Ridurre i tempi non basta: un picking ottimizzato parte dalla visibilità e si chiude con la tracciabilità.
Chi ha familiarità con la logistica interna di una PMI sa bene che il picking non è solo “andare a prendere della merce in magazzino”. È, in realtà, uno snodo operativo decisivo, dove si intrecciano precisione, velocità e coordinamento tra le informazioni digitali e il movimento fisico delle merci. Un picking lento, frammentato o soggetto a errori si traduce in ritardi, rilavorazioni, sovraccarichi sul personale e, in molti casi, problemi di produzione o spedizione.
L’ottimizzazione del picking non deve essere confusa con una generica spinta alla produttività.

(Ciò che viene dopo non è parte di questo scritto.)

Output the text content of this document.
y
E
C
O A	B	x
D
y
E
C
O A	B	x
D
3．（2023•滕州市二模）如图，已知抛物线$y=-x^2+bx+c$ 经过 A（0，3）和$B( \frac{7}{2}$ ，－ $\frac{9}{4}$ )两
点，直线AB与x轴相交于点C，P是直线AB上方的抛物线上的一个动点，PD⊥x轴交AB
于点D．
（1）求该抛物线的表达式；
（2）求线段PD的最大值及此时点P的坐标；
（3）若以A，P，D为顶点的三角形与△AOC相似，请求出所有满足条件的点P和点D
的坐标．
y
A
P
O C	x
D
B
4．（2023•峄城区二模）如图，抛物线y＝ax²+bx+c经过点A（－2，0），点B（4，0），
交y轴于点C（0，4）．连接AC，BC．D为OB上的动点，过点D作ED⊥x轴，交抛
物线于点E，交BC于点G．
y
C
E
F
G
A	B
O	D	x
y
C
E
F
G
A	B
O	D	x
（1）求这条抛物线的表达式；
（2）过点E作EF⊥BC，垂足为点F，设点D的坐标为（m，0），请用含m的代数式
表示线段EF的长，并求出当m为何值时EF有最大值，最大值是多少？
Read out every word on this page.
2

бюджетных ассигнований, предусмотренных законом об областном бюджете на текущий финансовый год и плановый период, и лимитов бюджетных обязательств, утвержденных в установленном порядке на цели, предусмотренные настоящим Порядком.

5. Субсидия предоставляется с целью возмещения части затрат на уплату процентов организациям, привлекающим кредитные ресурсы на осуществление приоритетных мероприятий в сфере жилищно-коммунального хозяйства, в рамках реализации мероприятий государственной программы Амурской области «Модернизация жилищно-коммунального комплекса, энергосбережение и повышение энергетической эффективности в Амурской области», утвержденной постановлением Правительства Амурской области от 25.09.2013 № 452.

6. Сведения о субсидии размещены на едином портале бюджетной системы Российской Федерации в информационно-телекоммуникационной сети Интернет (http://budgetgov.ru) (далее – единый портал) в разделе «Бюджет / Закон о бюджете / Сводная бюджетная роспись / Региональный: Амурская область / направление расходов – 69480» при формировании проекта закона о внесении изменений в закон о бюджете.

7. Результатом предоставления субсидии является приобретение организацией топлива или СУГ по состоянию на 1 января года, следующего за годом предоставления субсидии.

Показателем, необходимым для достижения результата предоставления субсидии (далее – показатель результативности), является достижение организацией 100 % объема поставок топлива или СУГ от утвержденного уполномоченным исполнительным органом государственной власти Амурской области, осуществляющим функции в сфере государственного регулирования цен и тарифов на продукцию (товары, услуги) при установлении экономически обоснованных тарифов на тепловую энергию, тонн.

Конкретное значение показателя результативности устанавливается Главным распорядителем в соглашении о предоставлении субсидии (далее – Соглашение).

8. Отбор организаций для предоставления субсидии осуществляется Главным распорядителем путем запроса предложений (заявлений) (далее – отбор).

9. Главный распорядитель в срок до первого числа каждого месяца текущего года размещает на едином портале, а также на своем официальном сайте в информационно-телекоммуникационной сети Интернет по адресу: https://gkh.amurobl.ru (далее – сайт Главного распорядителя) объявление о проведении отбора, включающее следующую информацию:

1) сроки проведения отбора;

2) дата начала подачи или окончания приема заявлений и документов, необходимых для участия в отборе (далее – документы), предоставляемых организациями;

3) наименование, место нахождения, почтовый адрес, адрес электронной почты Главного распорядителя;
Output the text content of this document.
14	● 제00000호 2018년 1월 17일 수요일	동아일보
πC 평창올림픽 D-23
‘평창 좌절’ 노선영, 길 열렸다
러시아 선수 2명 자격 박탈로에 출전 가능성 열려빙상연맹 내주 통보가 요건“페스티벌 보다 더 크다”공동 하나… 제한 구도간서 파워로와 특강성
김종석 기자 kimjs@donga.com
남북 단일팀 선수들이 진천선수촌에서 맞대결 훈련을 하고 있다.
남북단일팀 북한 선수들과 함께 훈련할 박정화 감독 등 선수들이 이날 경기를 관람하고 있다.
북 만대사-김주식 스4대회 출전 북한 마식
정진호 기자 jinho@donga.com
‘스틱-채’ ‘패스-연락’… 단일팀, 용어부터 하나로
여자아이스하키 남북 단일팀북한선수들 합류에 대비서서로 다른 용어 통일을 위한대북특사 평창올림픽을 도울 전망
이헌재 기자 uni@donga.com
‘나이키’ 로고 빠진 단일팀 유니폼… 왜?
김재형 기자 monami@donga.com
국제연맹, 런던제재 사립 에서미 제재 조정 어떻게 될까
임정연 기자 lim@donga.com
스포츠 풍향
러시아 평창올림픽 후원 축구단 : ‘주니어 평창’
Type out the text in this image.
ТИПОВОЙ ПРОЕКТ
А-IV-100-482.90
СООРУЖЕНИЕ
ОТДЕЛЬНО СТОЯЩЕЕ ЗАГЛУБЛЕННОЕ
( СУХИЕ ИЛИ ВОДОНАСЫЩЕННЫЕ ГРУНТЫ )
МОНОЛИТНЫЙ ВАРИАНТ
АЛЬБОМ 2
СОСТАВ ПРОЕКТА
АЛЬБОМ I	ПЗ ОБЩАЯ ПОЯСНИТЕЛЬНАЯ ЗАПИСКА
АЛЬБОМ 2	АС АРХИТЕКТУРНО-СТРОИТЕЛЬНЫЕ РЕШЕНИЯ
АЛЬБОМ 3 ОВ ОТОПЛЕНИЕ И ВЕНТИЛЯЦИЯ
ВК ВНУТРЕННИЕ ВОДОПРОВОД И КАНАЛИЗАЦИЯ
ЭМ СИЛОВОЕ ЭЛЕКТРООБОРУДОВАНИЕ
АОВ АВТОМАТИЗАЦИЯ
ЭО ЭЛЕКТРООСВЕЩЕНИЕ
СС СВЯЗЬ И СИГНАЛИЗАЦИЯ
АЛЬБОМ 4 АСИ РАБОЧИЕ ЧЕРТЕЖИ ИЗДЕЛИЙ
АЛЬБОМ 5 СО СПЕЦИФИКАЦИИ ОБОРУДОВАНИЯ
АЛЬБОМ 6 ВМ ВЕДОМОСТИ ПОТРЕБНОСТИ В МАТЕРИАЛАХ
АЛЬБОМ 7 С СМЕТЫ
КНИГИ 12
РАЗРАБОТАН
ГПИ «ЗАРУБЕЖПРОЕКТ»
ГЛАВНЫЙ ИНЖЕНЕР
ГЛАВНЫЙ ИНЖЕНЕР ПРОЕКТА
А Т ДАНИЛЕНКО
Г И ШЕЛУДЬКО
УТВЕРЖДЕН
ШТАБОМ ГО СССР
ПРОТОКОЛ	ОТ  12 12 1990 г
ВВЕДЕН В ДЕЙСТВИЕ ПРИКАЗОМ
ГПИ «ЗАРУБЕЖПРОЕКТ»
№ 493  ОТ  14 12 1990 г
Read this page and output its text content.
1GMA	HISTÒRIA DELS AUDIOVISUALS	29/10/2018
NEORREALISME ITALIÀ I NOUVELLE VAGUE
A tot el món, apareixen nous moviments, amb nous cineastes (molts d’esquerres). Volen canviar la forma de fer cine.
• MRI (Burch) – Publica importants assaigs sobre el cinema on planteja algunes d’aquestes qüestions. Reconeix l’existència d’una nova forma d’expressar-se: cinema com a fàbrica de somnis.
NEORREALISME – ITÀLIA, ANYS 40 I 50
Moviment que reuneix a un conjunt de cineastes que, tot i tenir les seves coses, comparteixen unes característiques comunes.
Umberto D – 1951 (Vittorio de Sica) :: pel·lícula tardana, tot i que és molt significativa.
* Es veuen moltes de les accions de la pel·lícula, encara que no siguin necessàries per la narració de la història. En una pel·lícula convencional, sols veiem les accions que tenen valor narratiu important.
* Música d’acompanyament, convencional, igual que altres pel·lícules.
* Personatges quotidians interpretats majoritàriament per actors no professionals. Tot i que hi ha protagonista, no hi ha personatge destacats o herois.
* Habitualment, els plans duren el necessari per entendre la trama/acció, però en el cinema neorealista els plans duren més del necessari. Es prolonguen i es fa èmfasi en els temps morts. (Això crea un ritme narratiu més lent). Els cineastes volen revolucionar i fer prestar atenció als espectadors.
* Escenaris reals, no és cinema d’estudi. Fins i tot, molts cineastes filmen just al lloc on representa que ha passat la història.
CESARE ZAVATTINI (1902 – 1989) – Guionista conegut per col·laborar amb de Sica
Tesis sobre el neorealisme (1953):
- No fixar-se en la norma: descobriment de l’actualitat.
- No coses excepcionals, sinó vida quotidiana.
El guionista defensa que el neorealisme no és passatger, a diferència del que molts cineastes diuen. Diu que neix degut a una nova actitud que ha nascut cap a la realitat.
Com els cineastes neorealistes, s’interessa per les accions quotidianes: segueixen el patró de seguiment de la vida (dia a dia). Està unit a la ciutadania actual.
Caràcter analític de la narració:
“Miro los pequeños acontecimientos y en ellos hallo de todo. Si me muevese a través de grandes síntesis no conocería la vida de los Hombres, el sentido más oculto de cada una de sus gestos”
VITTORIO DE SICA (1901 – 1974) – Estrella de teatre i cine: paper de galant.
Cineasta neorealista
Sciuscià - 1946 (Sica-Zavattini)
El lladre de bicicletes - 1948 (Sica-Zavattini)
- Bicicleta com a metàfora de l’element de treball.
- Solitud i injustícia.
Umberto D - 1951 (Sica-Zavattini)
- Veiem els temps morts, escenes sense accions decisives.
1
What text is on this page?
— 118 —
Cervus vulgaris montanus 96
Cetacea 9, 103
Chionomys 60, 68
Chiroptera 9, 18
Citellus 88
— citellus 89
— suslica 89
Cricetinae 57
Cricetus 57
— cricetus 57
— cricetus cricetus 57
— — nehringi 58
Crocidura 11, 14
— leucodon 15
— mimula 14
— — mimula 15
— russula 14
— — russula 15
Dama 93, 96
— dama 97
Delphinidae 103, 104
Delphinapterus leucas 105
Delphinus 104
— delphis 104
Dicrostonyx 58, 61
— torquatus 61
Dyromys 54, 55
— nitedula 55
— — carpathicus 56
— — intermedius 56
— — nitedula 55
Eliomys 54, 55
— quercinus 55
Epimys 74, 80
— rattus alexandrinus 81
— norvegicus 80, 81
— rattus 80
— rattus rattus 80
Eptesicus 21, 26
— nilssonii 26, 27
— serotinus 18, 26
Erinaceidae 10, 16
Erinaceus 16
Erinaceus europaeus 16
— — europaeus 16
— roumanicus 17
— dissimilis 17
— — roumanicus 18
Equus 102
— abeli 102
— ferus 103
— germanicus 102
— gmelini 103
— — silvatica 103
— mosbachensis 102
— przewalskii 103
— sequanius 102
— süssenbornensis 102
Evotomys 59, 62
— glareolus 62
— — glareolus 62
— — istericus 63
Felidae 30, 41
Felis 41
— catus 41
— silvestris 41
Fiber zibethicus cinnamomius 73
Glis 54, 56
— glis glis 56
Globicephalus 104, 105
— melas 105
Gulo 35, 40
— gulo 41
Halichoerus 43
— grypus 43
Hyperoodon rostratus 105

Non si tratta di correre di più, ma di muoversi meglio. È un lavoro di cesello: rimuovere i passaggi superflui, prevenire gli errori tipici, accorciare i percorsi, dare alle persone strumenti chiari per decidere rapidamente e agire con precisione.
Affrontiamo il tema in modo pragmatico, analizzando come le PMI possono rendere il picking un punto di forza, senza inseguire soluzioni fuori portata.
Ripensare la disposizione: l’arte (dimenticata) di dove mettere le cose
Molti magazzini industriali italiani portano sulle spalle anni, se non decenni, di stratificazioni logistiche. Le merci si trovano dove sono sempre state, e la disposizione segue logiche ereditate, non necessariamente funzionali. Il risultato è una mappa mentale del magazzino che esiste solo nella testa di un paio di operatori storici. E questo è un problema.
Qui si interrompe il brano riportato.